Example 1: Input: [1,1,1,2,2,2] ; Output: [2,1,2,1,2,1]
Example 2: Input: [1,1,1,1,2,2,3,3] ; Output: [1,3,1,3,2,1,2,1]
Note:
Solution
- Use a map to count the times of different barcodes appear.
- Use a priority queue which stores pairs of barcode and its appearance times, and the priority queue is sorted according to appearance times in an DESC order.

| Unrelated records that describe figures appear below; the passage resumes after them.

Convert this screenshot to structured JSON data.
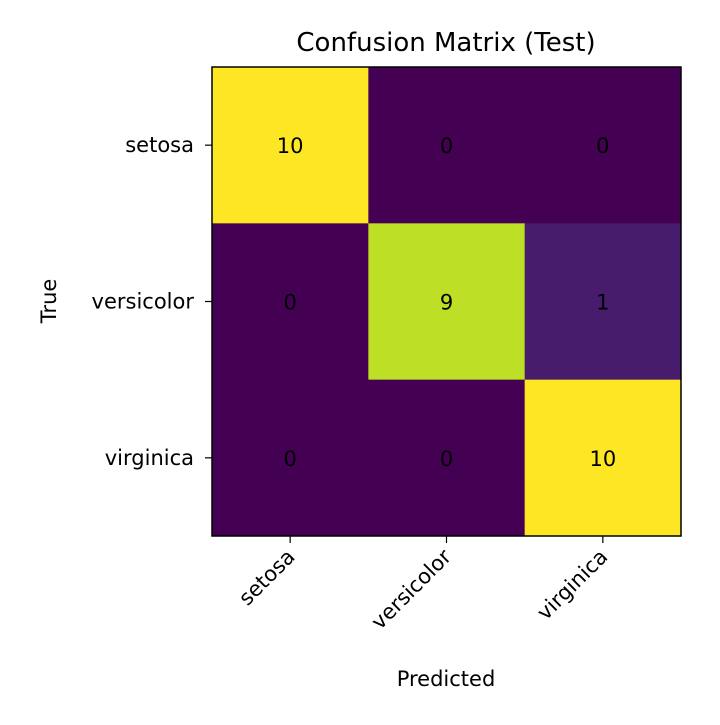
{
  "chart_data": {
    "type": "heatmap",
    "title": "Confusion Matrix (Test)",
    "xlabel": "Predicted",
    "ylabel": "True",
    "x_categories": [
      "setosa",
      "versicolor",
      "virginica"
    ],
    "y_categories": [
      "setosa",
      "versicolor",
      "virginica"
    ],
    "values": [
      [
        10,
        0,
        0
      ],
      [
        0,
        9,
        1
      ],
      [
        0,
        0,
        10
      ]
    ],
    "colormap": "viridis",
    "value_range": [
      0,
      10
    ]
  }
}
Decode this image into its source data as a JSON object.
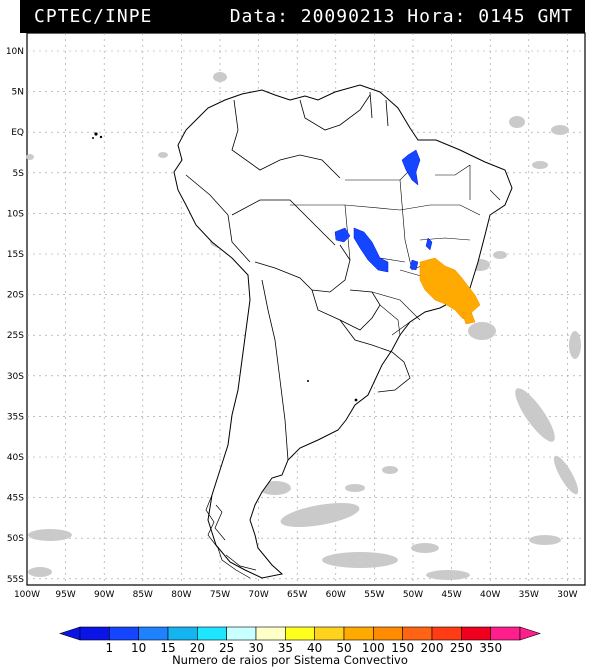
{
  "header": {
    "org": "CPTEC/INPE",
    "datetime": "Data: 20090213 Hora: 0145 GMT"
  },
  "map": {
    "lat_labels": [
      "10N",
      "5N",
      "EQ",
      "5S",
      "10S",
      "15S",
      "20S",
      "25S",
      "30S",
      "35S",
      "40S",
      "45S",
      "50S",
      "55S"
    ],
    "lon_labels": [
      "100W",
      "95W",
      "90W",
      "85W",
      "80W",
      "75W",
      "70W",
      "65W",
      "60W",
      "55W",
      "50W",
      "45W",
      "40W",
      "35W",
      "30W"
    ],
    "cloud_color": "#c8c8c8",
    "coastline_color": "#000000",
    "grid_color": "#999999"
  },
  "legend": {
    "values": [
      "1",
      "10",
      "15",
      "20",
      "25",
      "30",
      "35",
      "40",
      "50",
      "100",
      "150",
      "200",
      "250",
      "350"
    ],
    "colors": [
      "#0a14e6",
      "#1446ff",
      "#1e82ff",
      "#14b4f0",
      "#1ee6ff",
      "#c8ffff",
      "#ffffc8",
      "#ffff1e",
      "#ffd21e",
      "#ffaa00",
      "#ff8c00",
      "#ff6414",
      "#ff3c14",
      "#f0001e",
      "#ff1e8c"
    ],
    "caption": "Numero de raios por Sistema Convectivo"
  }
}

- While the pq is not empty, do the iteration. Each time we pull two elements from the pq, add these two barcode to the result array, then update their appearance times by minus one. If the appearance time is still bigger than zero, we offer this barcode pair to the pq again.
Code:
public int[] rearrangeBarcodes(int[] barcodes) {
Map<Integer, Integer> map = new HashMap<>();
for (int bc: barcodes)
map.put(bc, map.getOrDefault(bc, 0) + 1);
Queue<int[]> pq = new PriorityQueue<>((a, b) -> (b[1] - a[1]));
for (int key: map.keySet())
pq.offer(new int[]{key, map.get(key)});
int[] res = new int[barcodes.length]; int index = 0;
while (!pq.isEmpty()) {
List<Integer> temp = new ArrayList<>();
for (int k = 0; k < 2 && !pq.isEmpty(); k++) {
int[] curr = pq.poll();
res[index++] = curr[0];
map.put(curr[0], map.get(curr[0]) - 1);
temp.add(curr[0]);
}
for (int n: temp) {
if (map.get(n) > 0)
pq.offer(new int[]{n, map.get(n)});
}
if (pq.isEmpty()) break;
}
return res;
}